Jujutsu is a version control system UX that builds upon multiple VCS backends (Git, Mercurial, Breezy…). Jujutsu (or JJ) provides a user-facing abstraction that makes your git workflow much more flexible.
For instance, there is no such things as branches. The closest equivalent is bookmarks. But bookmarks are more akin to mutable git tags. Git commits belong to a branch, and move when the branch gets merged into another. JJ puts this the other way round: bookmarks behave the way you’d expect a bookmark to behave: they can be moved around revsets (the jj equivalent of git commits). This alone opens a wide range of possibilities.

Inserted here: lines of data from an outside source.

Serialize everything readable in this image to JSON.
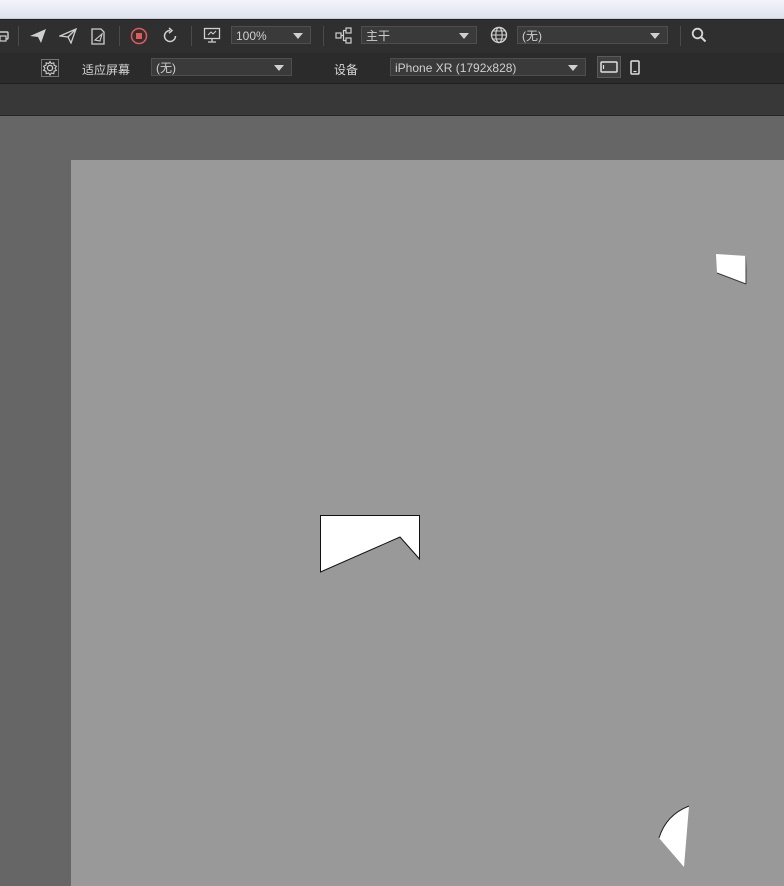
{
  "toolbar_top": {
    "zoom": {
      "value": "100%"
    },
    "branch": {
      "value": "主干"
    },
    "language": {
      "value": "(无)"
    }
  },
  "toolbar_second": {
    "fit_screen_label": "适应屏幕",
    "fit_screen_select": {
      "value": "(无)"
    },
    "device_label": "设备",
    "device_select": {
      "value": "iPhone XR (1792x828)"
    }
  },
  "colors": {
    "toolbar_bg": "#2f2f2f",
    "workspace_bg": "#666666",
    "page_bg": "#999999",
    "record_icon": "#e05a5a"
  },
  "icons": [
    "print-icon",
    "send-icon",
    "send-outline-icon",
    "export-page-icon",
    "record-stop-icon",
    "refresh-icon",
    "preview-monitor-icon",
    "branch-tree-icon",
    "globe-icon",
    "search-icon",
    "settings-gear-icon",
    "landscape-device-icon",
    "portrait-device-icon"
  ]
}
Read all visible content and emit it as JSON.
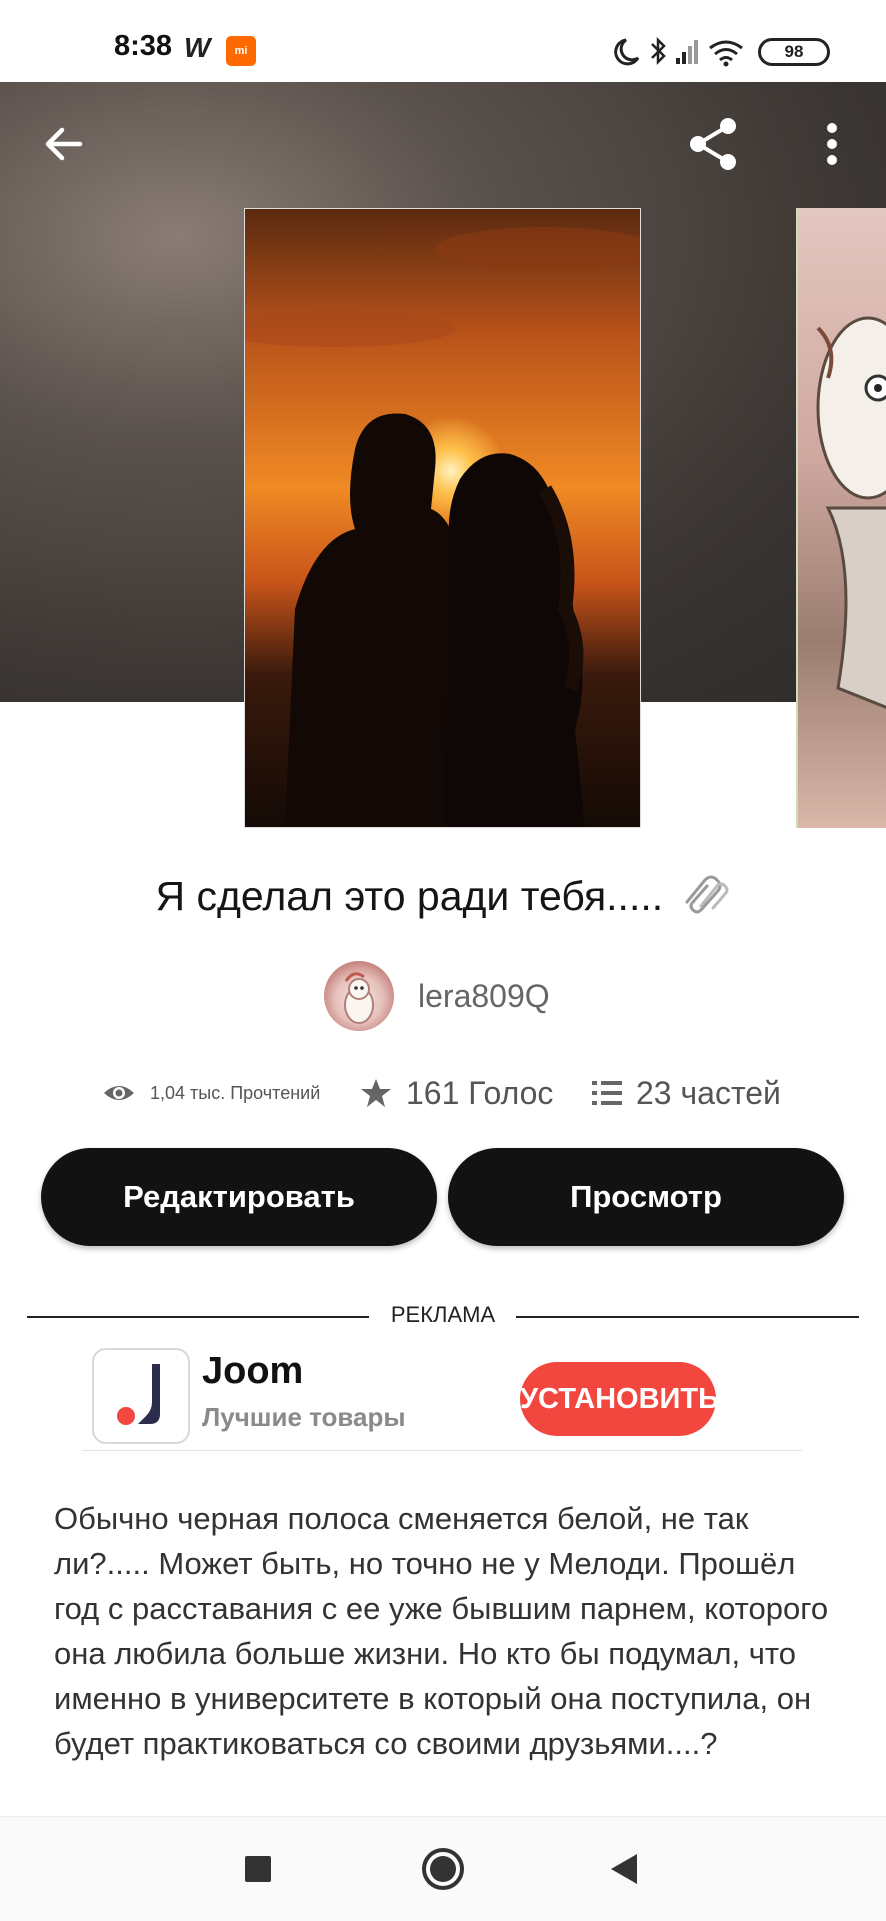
{
  "status_bar": {
    "time": "8:38",
    "app_badge": "W",
    "mi_badge": "mi",
    "battery": "98"
  },
  "story": {
    "title": "Я сделал это ради тебя.....",
    "author": "lera809Q",
    "reads": "1,04 тыс. Прочтений",
    "votes": "161 Голос",
    "parts": "23 частей"
  },
  "actions": {
    "edit_label": "Редактировать",
    "view_label": "Просмотр"
  },
  "ad": {
    "label": "РЕКЛАМА",
    "app_name": "Joom",
    "app_tagline": "Лучшие товары",
    "install_label": "УСТАНОВИТЬ",
    "accent_color": "#f2473f"
  },
  "description": "Обычно черная полоса сменяется белой, не так ли?..... Может быть, но точно не у Мелоди. Прошёл год с расставания с ее уже бывшим парнем, которого она любила больше жизни. Но кто бы подумал, что именно в университете в который она поступила, он будет практиковаться со своими друзьями....?",
  "icons": {
    "back": "arrow-left-icon",
    "share": "share-icon",
    "more": "more-vertical-icon",
    "reads": "eye-icon",
    "votes": "star-icon",
    "parts": "list-icon"
  }
}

One of the key difference with Git is that you do not have a staging area. Instead, you tend to use revsets as throwaway commits to keep track of your work in progress. You can then squash them, or move them around, or abandon them. You can come back to an earlier revision and edit it! It’s as simple as calling jj edit nf (nf being the shortcode of the revision you wish to edit) and go modify your code. No commit needed. The revision is edited as is.
No stashes either. I have a list of bookmarks with a stash prefix that I use as stashes, but they are just revsets that I can move around and manipulate as I wish.

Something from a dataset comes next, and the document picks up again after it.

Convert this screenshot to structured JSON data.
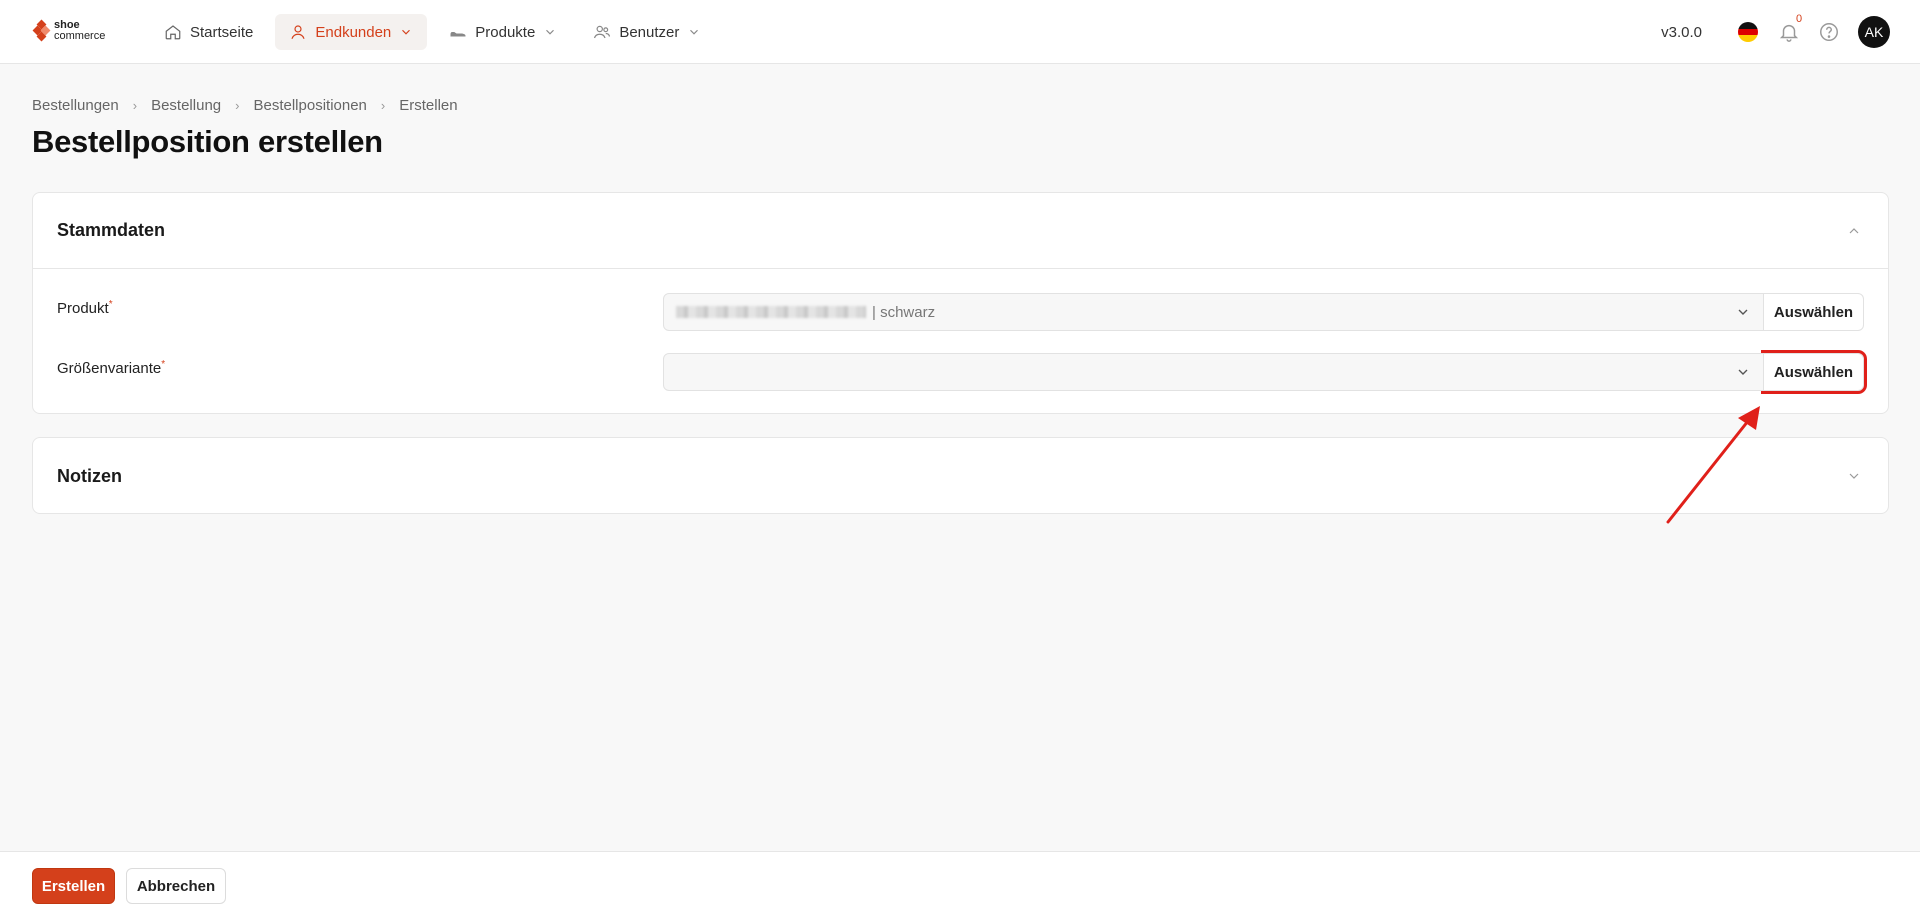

Other killer feature: conflicts are not blockers. You can have a conflict in your code, but you can still commit and move on, dealing with the conflict later on. Especially useful when you are working on a feature branch and want to keep up with the main branch. You can just merge the main branch into your feature branch, and deal with the conflicts later on, when you have more time to focus on them.
The icing on the cake is the undo/redo feature. Yes, you read that right. JJ provides an operation log (jj op log) that tracks all your operations, including commits, merges, rebases, splits, etc. Calling jj undo will undo the last operation.
JJ lives on top / besides of your git repo. All you have to do after you install JJ is cd into your repository and run jj git init. Voilà, you can now use JJ with your git backend.
It provides you with home-made, yet efficient diff and merge tool, but you can also use your own (Meld, Neovim, Ediff, you name it). It is designed to be very user-friendly from the command line — much more than git — but a few TUI clients and IDE integrations also exist. More on that in a later post.
I started using JJ a few weeks ago, and I never looked back. I really feels it makes my VCS workflow much less of a burden.